Alle elezioni del 25 settembre scorso sono mancati alle urne un po’ più di sei milioni di votanti, che è il numero di elettori che il PD aveva raccolto nel 2018, oggi ridottisi di oltre ottocentomila. L’insieme di coloro che hanno disertato il voto, dunque, costituisce il secondo partito italiano. In quattro anni e mezzo, l’affluenza elettorale si è ridotta di nove punti percentuali, essendo l’astensione passata dal ventisette al trentasei percento degli aventi diritto. Il calo riguarda tutte le Regioni, anche se in Campania e in Calabria è restato a casa addirittura un elettore su due.

Si tratta di una assenza molto vistosa, preoccupante, oramai confermata da una tendenza singolarmente in crescita: se, infatti, fino alle elezioni del 1976 l’astensione era sempre oscillata fra il sei e il sette percento, il balzo alla doppia cifra avvenne nel 1983, ma è solo nel 2008 che si è superata la soglia del venti percento per arrivare a toccare oggi il trentasei. Mai accaduto che siano mancati tanti italiani ai seggi: ma cosa altro è mancato in questa tornata elettorale?
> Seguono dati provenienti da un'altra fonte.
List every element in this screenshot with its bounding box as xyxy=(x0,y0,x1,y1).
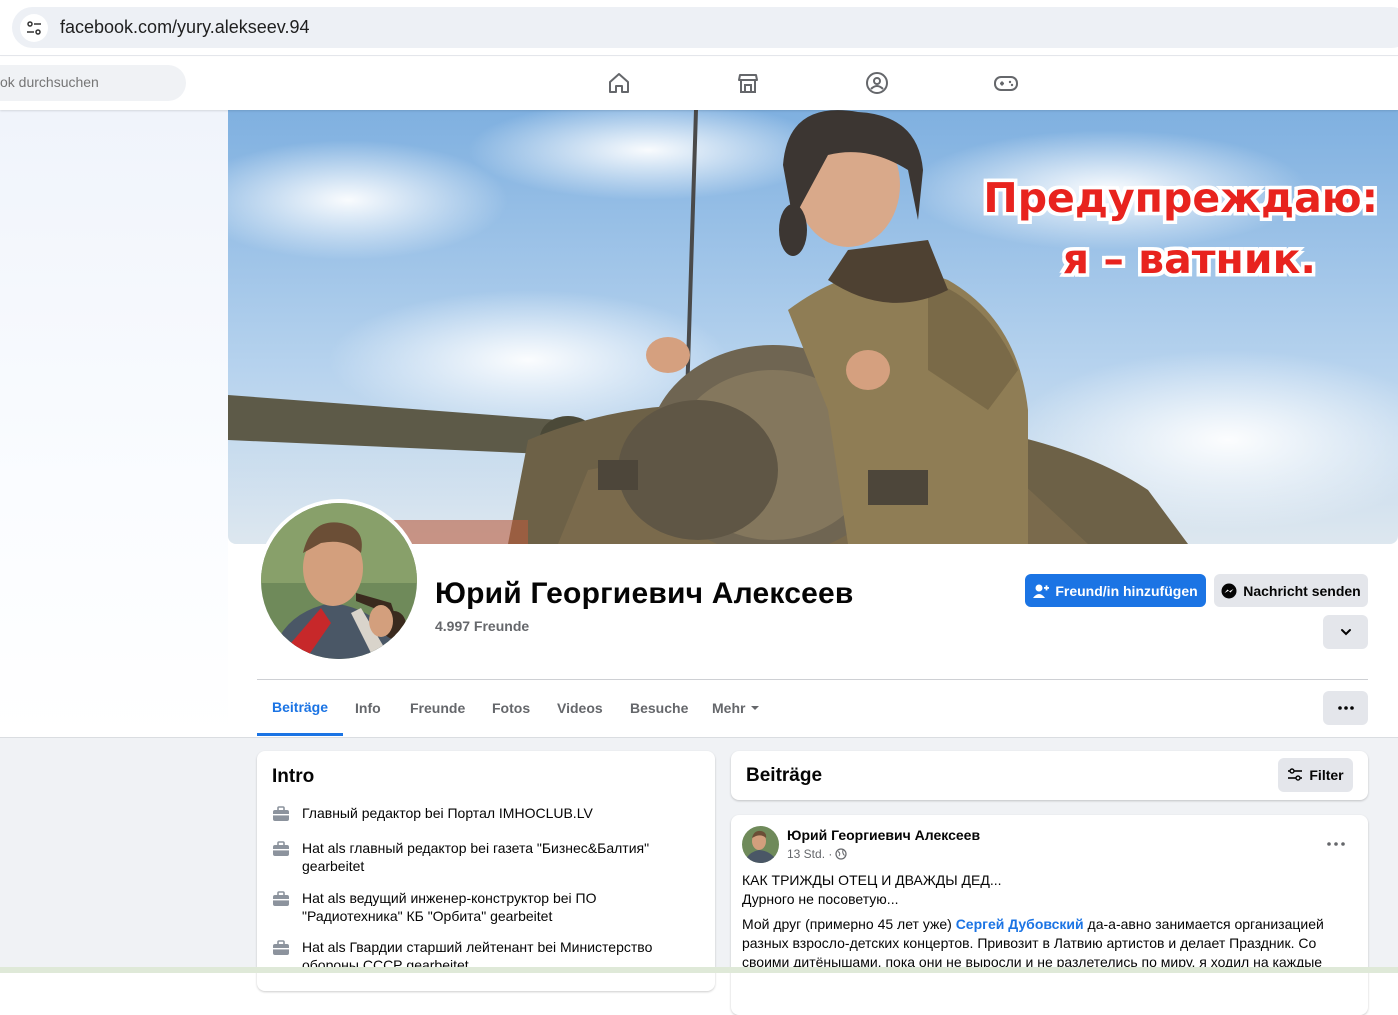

Per esempio, sono mancati alcuni temi. Il primo fra questi è quello della disuguaglianza: di reddito, occupazionale e lavorativa, di accesso ai servizi (scuola, sanità, trasporti), abitativa, di promozione sociale, di partecipazione politica appunto. Già nel 2020 il primo rapporto annuale sulla mobilità sociale redatto dal World Economic Forum (disponibile alla pagina https://www3.weforum.org/docs/Global_Social_Mobility_Report.pdf) collocava l’Italia in coda fra i principali Paesi industrializzati per mobilità sociale. Se la Danimarca totalizzava ottantacinque punti di Global Social Mobility Index – un misuratore di cinque diverse dimensioni determinanti per la mobilità sociale: salute, scuola (accesso, qualità ed equità), tecnologia, lavoro (opportunità, salari, condizione), protezione sociale e istituzioni inclusive – e se era seguita da Norvegia, Finlandia, Svezia e Islanda, se la Germania era la prima fra le economie del G7 (undicesima), l’Italia con un punteggio di sessantasette era relegata al trentaquattresimo posto, preceduta dal Portogallo, ventiquattresimo, e dalla Spagna, ventottesima. Un picco decisamente positivo il nostro Paese lo aveva ottenuto nell’ambito della salute, grazie principalmente all’aspettativa di vita e in parte alla qualità e accesso ai servizi sanitari, ma era pesantemente deficitario in tema di ‘diversità sociale’ all’interno del sistema di istruzione, che evidentemente non sa favorire l’inclusione fra ceti diversi.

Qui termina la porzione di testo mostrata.